Advokatnews, Pandeglang | Banten – Peleton Pemuda Kabupaten Pandeglang, Kamis (15/09/2022), menggelar aksi unjuk rasa di depan kantor Kecamatan Labuan Kabupaten Pandeglang, Banten. Dalam orasinya, mereka menyuarakan soal adanya dugaan mark up harga pada varian program Bantuan Pangan Non Tunai (BPNT).

“Selain itu, diduga telah terjadi penggesekan pembelanjaan Kartu Keluarga Sejahtera (KKS) milik Keluarga Penerima Manfaat (KPM) jauh jauh hari sebelum jadwal penyaluran BPNT di Kecamatan Labuan dengan menggunakan Mesin Electronic Data Capture (EDC) milik Agen EWaroeng Rancateureup,” ungkap Tb. Aujani salah satu Pendemo ketika dijumpai usai melakukan aksi.

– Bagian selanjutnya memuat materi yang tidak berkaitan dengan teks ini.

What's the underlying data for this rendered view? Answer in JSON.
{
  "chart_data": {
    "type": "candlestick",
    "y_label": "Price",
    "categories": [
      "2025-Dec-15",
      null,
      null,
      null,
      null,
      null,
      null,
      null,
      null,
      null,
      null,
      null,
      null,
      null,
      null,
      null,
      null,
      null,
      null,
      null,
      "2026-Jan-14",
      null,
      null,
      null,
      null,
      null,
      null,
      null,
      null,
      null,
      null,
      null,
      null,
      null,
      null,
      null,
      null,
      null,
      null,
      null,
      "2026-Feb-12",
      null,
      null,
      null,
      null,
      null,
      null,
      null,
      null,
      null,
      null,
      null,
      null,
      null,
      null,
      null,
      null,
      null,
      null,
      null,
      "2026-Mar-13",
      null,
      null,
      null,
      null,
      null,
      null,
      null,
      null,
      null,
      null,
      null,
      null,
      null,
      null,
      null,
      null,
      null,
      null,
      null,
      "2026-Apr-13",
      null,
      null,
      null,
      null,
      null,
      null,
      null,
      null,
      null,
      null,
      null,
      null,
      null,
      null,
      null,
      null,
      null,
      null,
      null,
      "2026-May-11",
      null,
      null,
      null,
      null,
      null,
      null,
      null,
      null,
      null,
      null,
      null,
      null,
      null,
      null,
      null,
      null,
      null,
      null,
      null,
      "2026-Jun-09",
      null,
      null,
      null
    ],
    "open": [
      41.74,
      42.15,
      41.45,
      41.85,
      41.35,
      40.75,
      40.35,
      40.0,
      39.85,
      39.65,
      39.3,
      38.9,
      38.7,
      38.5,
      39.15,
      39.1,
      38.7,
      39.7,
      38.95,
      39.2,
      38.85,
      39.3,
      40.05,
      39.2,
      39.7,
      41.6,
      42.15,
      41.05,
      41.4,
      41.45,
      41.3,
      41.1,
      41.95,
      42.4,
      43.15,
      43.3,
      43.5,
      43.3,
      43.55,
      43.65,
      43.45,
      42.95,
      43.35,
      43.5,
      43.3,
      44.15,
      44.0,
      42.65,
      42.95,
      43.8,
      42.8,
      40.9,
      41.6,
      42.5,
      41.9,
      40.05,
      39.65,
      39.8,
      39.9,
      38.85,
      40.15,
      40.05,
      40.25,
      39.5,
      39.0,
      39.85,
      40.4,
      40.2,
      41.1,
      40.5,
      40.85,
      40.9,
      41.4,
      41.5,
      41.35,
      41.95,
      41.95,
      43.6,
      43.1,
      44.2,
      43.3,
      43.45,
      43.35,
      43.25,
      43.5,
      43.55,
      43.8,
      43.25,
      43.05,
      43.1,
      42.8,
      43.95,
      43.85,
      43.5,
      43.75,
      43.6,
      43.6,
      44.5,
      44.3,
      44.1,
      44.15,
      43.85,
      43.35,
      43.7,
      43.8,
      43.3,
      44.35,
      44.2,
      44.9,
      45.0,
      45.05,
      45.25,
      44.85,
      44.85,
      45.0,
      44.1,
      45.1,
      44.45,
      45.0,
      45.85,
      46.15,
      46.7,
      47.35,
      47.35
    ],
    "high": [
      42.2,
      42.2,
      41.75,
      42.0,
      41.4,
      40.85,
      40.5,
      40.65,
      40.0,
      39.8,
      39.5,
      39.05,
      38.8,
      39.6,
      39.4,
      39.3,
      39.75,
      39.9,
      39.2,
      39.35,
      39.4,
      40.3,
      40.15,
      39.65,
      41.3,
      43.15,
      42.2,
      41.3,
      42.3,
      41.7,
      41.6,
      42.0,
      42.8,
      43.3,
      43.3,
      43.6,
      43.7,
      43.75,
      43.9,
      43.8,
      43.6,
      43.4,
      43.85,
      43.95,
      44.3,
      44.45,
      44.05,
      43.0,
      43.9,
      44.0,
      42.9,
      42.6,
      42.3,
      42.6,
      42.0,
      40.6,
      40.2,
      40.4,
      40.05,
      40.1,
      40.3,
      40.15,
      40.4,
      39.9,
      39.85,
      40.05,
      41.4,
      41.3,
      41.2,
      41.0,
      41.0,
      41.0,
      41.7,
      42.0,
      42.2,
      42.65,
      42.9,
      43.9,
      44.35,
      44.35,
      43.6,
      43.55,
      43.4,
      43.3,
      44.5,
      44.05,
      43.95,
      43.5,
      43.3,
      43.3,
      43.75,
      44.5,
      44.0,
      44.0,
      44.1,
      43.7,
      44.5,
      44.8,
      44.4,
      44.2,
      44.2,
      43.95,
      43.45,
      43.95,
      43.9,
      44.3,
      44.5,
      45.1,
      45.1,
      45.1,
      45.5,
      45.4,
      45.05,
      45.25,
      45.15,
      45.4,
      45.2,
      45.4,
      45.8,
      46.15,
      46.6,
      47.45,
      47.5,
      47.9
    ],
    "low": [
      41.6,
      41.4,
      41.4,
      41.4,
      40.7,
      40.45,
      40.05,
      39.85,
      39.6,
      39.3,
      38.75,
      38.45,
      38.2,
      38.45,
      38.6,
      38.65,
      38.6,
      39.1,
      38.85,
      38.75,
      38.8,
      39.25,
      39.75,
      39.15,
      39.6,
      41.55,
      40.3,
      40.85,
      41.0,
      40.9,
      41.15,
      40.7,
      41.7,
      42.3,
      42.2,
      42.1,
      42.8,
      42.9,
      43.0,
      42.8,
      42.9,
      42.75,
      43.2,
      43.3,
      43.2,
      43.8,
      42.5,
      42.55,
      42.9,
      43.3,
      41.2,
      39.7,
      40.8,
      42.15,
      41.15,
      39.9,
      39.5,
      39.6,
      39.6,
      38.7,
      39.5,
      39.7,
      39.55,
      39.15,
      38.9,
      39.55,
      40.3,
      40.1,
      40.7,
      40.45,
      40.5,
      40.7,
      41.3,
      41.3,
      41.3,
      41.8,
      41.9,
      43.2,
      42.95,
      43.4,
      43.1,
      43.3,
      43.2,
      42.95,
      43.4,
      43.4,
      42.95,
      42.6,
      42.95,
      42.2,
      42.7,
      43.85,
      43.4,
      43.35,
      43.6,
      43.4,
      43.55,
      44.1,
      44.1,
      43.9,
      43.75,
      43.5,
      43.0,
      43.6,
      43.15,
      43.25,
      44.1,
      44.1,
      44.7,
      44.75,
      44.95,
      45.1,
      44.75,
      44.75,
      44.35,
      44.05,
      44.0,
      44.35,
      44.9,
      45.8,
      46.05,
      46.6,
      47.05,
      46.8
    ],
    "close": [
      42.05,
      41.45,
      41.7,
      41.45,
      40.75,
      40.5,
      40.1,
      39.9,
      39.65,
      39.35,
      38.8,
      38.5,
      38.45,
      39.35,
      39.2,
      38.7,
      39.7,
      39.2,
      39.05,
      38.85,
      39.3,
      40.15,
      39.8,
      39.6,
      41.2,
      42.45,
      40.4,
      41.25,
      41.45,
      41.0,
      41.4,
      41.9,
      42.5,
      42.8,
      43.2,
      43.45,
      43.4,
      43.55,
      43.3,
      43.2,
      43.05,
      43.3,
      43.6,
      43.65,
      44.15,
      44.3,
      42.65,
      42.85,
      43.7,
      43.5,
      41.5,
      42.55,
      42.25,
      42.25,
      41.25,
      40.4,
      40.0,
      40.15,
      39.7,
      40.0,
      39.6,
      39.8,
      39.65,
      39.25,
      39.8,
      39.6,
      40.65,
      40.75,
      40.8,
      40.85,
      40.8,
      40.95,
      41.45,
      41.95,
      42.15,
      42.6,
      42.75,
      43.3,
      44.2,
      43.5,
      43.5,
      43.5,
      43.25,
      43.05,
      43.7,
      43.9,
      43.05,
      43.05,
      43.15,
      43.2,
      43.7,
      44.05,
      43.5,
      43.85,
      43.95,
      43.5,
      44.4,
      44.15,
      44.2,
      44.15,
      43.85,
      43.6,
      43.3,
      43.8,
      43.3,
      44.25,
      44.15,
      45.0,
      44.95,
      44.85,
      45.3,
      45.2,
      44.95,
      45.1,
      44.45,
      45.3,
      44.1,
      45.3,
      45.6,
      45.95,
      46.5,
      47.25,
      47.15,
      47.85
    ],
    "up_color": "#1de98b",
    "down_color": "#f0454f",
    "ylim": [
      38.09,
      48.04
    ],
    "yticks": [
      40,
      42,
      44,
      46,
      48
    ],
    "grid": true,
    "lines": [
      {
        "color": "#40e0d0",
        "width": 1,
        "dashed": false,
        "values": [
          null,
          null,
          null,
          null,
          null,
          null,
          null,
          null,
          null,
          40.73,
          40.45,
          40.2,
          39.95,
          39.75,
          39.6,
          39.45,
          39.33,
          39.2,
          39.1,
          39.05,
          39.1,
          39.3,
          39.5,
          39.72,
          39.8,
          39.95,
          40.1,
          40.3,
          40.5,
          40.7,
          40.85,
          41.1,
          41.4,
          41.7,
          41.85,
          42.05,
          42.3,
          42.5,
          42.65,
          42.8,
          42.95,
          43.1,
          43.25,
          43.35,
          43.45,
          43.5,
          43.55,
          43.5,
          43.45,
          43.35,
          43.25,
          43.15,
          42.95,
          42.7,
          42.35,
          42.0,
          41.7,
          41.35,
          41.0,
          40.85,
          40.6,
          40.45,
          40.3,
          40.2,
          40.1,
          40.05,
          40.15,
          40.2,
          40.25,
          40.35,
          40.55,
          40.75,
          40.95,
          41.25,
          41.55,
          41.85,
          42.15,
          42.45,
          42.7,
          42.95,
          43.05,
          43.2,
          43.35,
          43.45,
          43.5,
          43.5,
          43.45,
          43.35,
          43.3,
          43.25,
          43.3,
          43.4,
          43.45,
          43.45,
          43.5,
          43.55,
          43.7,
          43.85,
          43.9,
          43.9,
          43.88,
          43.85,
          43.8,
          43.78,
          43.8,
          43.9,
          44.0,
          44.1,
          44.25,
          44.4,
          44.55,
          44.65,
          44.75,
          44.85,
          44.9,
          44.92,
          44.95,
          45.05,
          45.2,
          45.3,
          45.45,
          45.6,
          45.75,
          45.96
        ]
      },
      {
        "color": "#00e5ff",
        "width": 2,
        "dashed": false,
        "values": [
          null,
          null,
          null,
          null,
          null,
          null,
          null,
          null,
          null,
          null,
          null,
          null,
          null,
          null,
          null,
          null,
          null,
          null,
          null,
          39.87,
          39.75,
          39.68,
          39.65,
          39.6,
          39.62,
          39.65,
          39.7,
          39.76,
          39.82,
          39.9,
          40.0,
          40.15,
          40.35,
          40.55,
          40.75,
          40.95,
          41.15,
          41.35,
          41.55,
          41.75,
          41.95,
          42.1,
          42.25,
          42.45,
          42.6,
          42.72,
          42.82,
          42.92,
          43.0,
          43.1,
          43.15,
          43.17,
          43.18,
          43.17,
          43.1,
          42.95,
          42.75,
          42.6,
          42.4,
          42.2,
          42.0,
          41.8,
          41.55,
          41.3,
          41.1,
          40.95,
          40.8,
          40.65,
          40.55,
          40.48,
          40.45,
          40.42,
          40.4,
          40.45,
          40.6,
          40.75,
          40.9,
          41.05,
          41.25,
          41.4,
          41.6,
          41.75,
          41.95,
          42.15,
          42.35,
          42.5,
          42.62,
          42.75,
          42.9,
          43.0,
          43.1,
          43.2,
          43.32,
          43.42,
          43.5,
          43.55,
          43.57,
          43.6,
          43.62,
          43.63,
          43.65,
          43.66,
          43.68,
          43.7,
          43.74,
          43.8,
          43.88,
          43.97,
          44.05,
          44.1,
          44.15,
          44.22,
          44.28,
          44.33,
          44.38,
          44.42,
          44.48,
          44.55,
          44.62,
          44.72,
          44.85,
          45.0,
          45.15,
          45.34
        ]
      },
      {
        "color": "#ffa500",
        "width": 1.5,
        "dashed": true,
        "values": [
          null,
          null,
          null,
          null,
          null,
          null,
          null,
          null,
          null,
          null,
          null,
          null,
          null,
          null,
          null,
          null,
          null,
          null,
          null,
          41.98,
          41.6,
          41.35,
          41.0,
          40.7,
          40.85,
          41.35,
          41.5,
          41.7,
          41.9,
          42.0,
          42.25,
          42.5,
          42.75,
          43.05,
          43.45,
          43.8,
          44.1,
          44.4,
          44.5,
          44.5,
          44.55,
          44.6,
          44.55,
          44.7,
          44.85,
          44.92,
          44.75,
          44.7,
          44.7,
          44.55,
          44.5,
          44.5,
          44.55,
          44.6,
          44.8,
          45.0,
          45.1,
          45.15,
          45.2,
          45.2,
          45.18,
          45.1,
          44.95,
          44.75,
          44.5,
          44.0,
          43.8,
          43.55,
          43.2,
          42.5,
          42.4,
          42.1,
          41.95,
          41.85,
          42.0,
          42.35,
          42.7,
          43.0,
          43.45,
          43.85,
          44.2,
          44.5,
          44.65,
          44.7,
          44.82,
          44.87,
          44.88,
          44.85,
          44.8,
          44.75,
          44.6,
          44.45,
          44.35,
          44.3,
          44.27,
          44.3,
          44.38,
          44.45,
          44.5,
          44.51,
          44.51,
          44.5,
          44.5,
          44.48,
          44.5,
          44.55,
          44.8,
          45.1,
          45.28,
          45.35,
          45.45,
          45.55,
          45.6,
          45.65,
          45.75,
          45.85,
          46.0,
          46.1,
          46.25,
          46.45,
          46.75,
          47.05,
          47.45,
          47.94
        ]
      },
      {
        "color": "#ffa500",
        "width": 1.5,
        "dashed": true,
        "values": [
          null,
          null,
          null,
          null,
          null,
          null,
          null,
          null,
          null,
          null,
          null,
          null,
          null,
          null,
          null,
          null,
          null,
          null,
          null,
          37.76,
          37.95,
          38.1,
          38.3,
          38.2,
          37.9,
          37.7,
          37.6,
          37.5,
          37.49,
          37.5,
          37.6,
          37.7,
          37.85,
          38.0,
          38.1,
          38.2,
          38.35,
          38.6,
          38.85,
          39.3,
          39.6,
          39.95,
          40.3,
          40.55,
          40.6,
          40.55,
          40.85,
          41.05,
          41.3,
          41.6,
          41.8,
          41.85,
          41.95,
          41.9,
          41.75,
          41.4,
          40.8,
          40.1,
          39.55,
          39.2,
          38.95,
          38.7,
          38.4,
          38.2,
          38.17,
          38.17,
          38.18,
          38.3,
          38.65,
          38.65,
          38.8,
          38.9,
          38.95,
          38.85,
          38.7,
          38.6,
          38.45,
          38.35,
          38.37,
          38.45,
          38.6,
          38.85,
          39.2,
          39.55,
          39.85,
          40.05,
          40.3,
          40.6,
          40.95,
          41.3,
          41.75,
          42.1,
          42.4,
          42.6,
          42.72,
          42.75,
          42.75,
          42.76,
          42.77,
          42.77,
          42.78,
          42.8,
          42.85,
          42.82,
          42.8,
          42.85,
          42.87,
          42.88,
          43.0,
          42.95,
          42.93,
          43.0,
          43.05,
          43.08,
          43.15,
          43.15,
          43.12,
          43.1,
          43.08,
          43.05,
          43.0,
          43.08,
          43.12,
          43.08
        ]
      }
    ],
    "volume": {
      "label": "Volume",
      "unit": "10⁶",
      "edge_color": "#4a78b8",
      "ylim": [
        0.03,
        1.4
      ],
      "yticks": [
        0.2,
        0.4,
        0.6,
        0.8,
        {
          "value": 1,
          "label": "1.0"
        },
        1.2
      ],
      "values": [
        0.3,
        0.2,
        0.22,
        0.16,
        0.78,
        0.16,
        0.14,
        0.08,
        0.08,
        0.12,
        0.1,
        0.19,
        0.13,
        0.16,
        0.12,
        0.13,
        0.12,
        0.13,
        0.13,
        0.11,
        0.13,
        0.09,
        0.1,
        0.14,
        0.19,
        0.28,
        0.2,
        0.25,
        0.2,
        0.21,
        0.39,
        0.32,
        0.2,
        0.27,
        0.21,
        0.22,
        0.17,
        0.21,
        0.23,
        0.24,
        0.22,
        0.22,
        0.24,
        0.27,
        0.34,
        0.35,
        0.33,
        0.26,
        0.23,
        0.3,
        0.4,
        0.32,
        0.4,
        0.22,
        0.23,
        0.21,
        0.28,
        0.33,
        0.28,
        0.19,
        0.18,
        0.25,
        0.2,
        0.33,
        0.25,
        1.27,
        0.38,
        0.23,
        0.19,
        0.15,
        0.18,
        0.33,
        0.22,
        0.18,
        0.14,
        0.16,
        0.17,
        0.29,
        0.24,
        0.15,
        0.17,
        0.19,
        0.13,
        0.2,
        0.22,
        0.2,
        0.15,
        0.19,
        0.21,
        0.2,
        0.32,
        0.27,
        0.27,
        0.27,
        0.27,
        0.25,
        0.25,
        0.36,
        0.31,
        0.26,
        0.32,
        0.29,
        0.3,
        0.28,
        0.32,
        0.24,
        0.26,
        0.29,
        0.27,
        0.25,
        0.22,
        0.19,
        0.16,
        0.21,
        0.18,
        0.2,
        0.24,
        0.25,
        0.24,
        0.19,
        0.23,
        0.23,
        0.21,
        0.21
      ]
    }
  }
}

Lebih lanjut Tb. Aujani menuturkan, penggesekan awal sebelum jadwal distribusi, itu tidak diperbolehkan dan melanggar aturan. Masih kata Dia, transaksi yang dilakukan Agen EWaroeng Desa Rancateurep dan Desa Caringin, dilakukan hanya pada saat pendistribusian BPNT saja. Kami menganggap agen tersebut tidak layak sebagai mitra Bank BTN. “Dan sudah seharusnya Bank BTN menarik mesin EDC di agen tersebut,” tambahnya.

Hal senada dikatakan juga oleh Orator lainnya, Aris Doris. Dia menuturkan, pada distribusi BPNT bulan pagu Bulan Juni – Juli terjadi markup harga yang luar biasa pada setiap varian komoditi, jauh dari harga pasar. Untuk itu jelas, supliyer pada Program BPNT di Kecamatan Labuan, hanya mementingkan keuntungan pribadi, ketimbang memberikan mutu dan kualitas yang bagus untuk KPM.

“Kami menduga, timkor BPNT di Kecamatan Labuan, tidak tegas didiga bermain mata dengan supliyer,” tegasnya.

Untuk itu, lanjut aktivis yang doyan demo ini, kami menuntut kepada Aparat Penegak Hukum (APH) agar memeriksa dan menangkap agen EWaroeng BPNT Desa Rancateureup dan Desa Caringin, serta kami mendesak agar Timkor BPNT Kecamatan Labuan , turut diperiksa, karena kami menduga ada kongkalingkong dengan suplier BPNT. “Cabut mesin EDC dan ganti Agen EWaroeng Desa Rancateureup dan Caringin,” ujarnya.

Masih kata Doris, kami mendesak agar APH dan pihak Dinas Sosial Kabupaten Pandeglang, menyikapi hal ini. Evaluasi dan periksa agen dan suplier Kecamatan Labuan. “Kalau tuntutan kami tidak digubris, kami akan melakukan aksi lagi dengan massa yang lebih besar,” tutupnya.